Updated: Aug 23, 2020
Recently I’ve been quite interested in the ideas behind ‘Forest Bathing’, this is not literally taking a bath in a forest, but is the Japanese idea of Shinrin-Yoku, concerned primarily with the healing power of nature. In the last year or so, the world has seen a spate of books on the subject, from Dr Qing Li’s Shinrin-Yoku: The Art and Science of Forest Bathing to Sarah Iven’s Forest Therapy: Seasonal Ways to Embrace Nature for a Happier You. The idea that being in nature can be healing probably sounds far-fetched, but there is
plenty of science to back it up. I recently read The Nature Fix by Florence Williams, a book that discusses Japanese experiments in ‘forest bathing’. She looked particularly at the Japanese culture because they have some of the longest working hours in the world – and, horrifically, a high suicide rate to correlate with it. It was shown that just a 2 hour walk in the forest, with technology completely switched off, can reduce blood pressure and feelings of depression.
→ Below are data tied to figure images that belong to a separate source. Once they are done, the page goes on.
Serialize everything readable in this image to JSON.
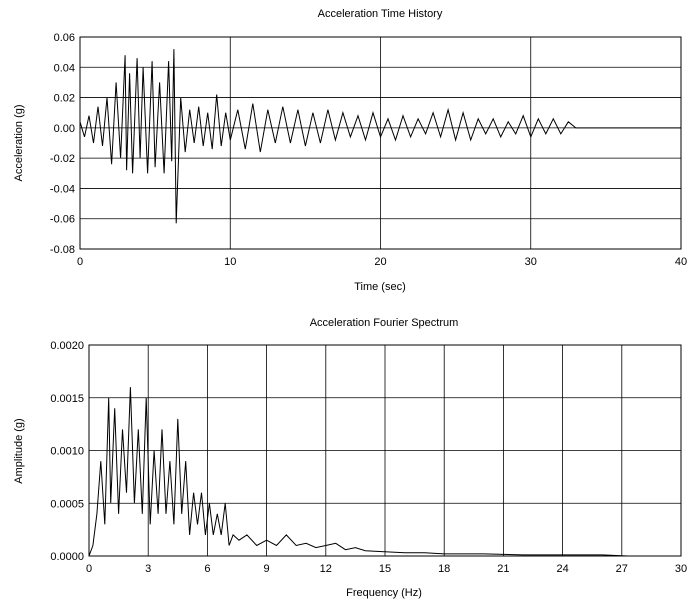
{
  "chart_data": [
    {
      "type": "line",
      "title": "Acceleration Time History",
      "xlabel": "Time (sec)",
      "ylabel": "Acceleration (g)",
      "xlim": [
        0,
        40
      ],
      "ylim": [
        -0.08,
        0.06
      ],
      "xticks": [
        0,
        10,
        20,
        30,
        40
      ],
      "xtick_labels": [
        "0",
        "10",
        "20",
        "30",
        "40"
      ],
      "yticks": [
        -0.08,
        -0.06,
        -0.04,
        -0.02,
        0.0,
        0.02,
        0.04,
        0.06
      ],
      "ytick_labels": [
        "-0.08",
        "-0.06",
        "-0.04",
        "-0.02",
        "0.00",
        "0.02",
        "0.04",
        "0.06"
      ],
      "grid": true,
      "series": [
        {
          "color": "#000000",
          "x": [
            0.0,
            0.3,
            0.6,
            0.9,
            1.2,
            1.5,
            1.8,
            2.1,
            2.4,
            2.7,
            3.0,
            3.1,
            3.3,
            3.5,
            3.8,
            4.0,
            4.2,
            4.5,
            4.8,
            5.0,
            5.3,
            5.6,
            5.9,
            6.1,
            6.25,
            6.4,
            6.7,
            7.0,
            7.3,
            7.6,
            7.9,
            8.2,
            8.5,
            8.8,
            9.1,
            9.4,
            9.7,
            10.0,
            10.5,
            11.0,
            11.5,
            12.0,
            12.5,
            13.0,
            13.5,
            14.0,
            14.5,
            15.0,
            15.5,
            16.0,
            16.5,
            17.0,
            17.5,
            18.0,
            18.5,
            19.0,
            19.5,
            20.0,
            20.5,
            21.0,
            21.5,
            22.0,
            22.5,
            23.0,
            23.5,
            24.0,
            24.5,
            25.0,
            25.5,
            26.0,
            26.5,
            27.0,
            27.5,
            28.0,
            28.5,
            29.0,
            29.5,
            30.0,
            30.5,
            31.0,
            31.5,
            32.0,
            32.5,
            33.0,
            40.0
          ],
          "y": [
            0.004,
            -0.006,
            0.008,
            -0.01,
            0.014,
            -0.012,
            0.02,
            -0.024,
            0.03,
            -0.02,
            0.048,
            -0.028,
            0.036,
            -0.03,
            0.046,
            -0.02,
            0.04,
            -0.03,
            0.044,
            -0.026,
            0.03,
            -0.03,
            0.044,
            -0.022,
            0.052,
            -0.063,
            0.02,
            -0.016,
            0.012,
            -0.01,
            0.014,
            -0.012,
            0.01,
            -0.014,
            0.022,
            -0.012,
            0.01,
            -0.008,
            0.012,
            -0.014,
            0.016,
            -0.016,
            0.012,
            -0.01,
            0.014,
            -0.01,
            0.012,
            -0.012,
            0.01,
            -0.01,
            0.012,
            -0.008,
            0.01,
            -0.006,
            0.008,
            -0.008,
            0.01,
            -0.006,
            0.006,
            -0.008,
            0.008,
            -0.006,
            0.006,
            -0.004,
            0.01,
            -0.006,
            0.012,
            -0.008,
            0.01,
            -0.008,
            0.006,
            -0.004,
            0.006,
            -0.006,
            0.004,
            -0.004,
            0.008,
            -0.006,
            0.006,
            -0.004,
            0.006,
            -0.004,
            0.004,
            0.0,
            0.0
          ]
        }
      ]
    },
    {
      "type": "line",
      "title": "Acceleration Fourier Spectrum",
      "xlabel": "Frequency (Hz)",
      "ylabel": "Amplitude (g)",
      "xlim": [
        0,
        30
      ],
      "ylim": [
        0,
        0.002
      ],
      "xticks": [
        0,
        3,
        6,
        9,
        12,
        15,
        18,
        21,
        24,
        27,
        30
      ],
      "xtick_labels": [
        "0",
        "3",
        "6",
        "9",
        "12",
        "15",
        "18",
        "21",
        "24",
        "27",
        "30"
      ],
      "yticks": [
        0.0,
        0.0005,
        0.001,
        0.0015,
        0.002
      ],
      "ytick_labels": [
        "0.0000",
        "0.0005",
        "0.0010",
        "0.0015",
        "0.0020"
      ],
      "grid": true,
      "series": [
        {
          "color": "#000000",
          "x": [
            0.0,
            0.2,
            0.4,
            0.6,
            0.8,
            1.0,
            1.1,
            1.3,
            1.5,
            1.7,
            1.9,
            2.1,
            2.3,
            2.5,
            2.7,
            2.9,
            3.1,
            3.3,
            3.5,
            3.7,
            3.9,
            4.1,
            4.3,
            4.5,
            4.7,
            4.9,
            5.1,
            5.3,
            5.5,
            5.7,
            5.9,
            6.1,
            6.3,
            6.5,
            6.7,
            6.9,
            7.1,
            7.3,
            7.6,
            8.0,
            8.5,
            9.0,
            9.5,
            10.0,
            10.5,
            11.0,
            11.5,
            12.0,
            12.5,
            13.0,
            13.5,
            14.0,
            15.0,
            16.0,
            17.0,
            18.0,
            20.0,
            22.0,
            24.0,
            26.0,
            27.3
          ],
          "y": [
            0.0,
            0.0001,
            0.0004,
            0.0009,
            0.0003,
            0.0015,
            0.0005,
            0.0014,
            0.0004,
            0.0012,
            0.0006,
            0.0016,
            0.0005,
            0.0012,
            0.0004,
            0.0015,
            0.0003,
            0.001,
            0.0004,
            0.0012,
            0.0004,
            0.0009,
            0.0003,
            0.0013,
            0.0004,
            0.0009,
            0.0002,
            0.0006,
            0.0003,
            0.0006,
            0.0002,
            0.0005,
            0.0002,
            0.0004,
            0.0002,
            0.0005,
            0.0001,
            0.0002,
            0.00015,
            0.0002,
            0.0001,
            0.00015,
            0.0001,
            0.0002,
            0.0001,
            0.00012,
            8e-05,
            0.0001,
            0.00012,
            6e-05,
            8e-05,
            5e-05,
            4e-05,
            3e-05,
            3e-05,
            2e-05,
            2e-05,
            1e-05,
            1e-05,
            1e-05,
            0.0
          ]
        }
      ]
    }
  ]
}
This idea particularly interests me for two reasons: 1. Because as we move into the future, we seem to be much more disconnected from the natural world, which could contribute towards growing levels of anxiety. It seems to me that we need to start teaching our children a different way of being, now. 2. Because I have felt it myself. Sitting in my kitchen, typing this, I look out over fields, I can hear birds, I could walk down the street and go for a 4 hour long walk in the country. I feel it pulling me. I am happy. It wasn’t always like this. I grew up in London. I always knew I wasn’t meant to live in a city, that I couldn’t do it forever; the noise, the anger, the confusion, the pollution, the lack of space, never being able to get a breath of fresh air, the lack of green, open life. All of this beat at me constantly. But the minute I went out into the country, I’d take a breath, and it would fall off and away. Nature makes me happy instantly. If I go for a walk in the forest I find myself grinning inanely after a mile, starting to walk slower, take my time, appreciate what is there. Sod my phone, I’ve never liked it anyway. I think it contributes to anxiety and depression. (Again, I recommend Matt Haig’s Notes on a Nervous Planet.)
The point I’m getting at is that for me, it was always clear that nature is calming, do we really need the monetisation of this to tell us so? Perhaps you could let me know.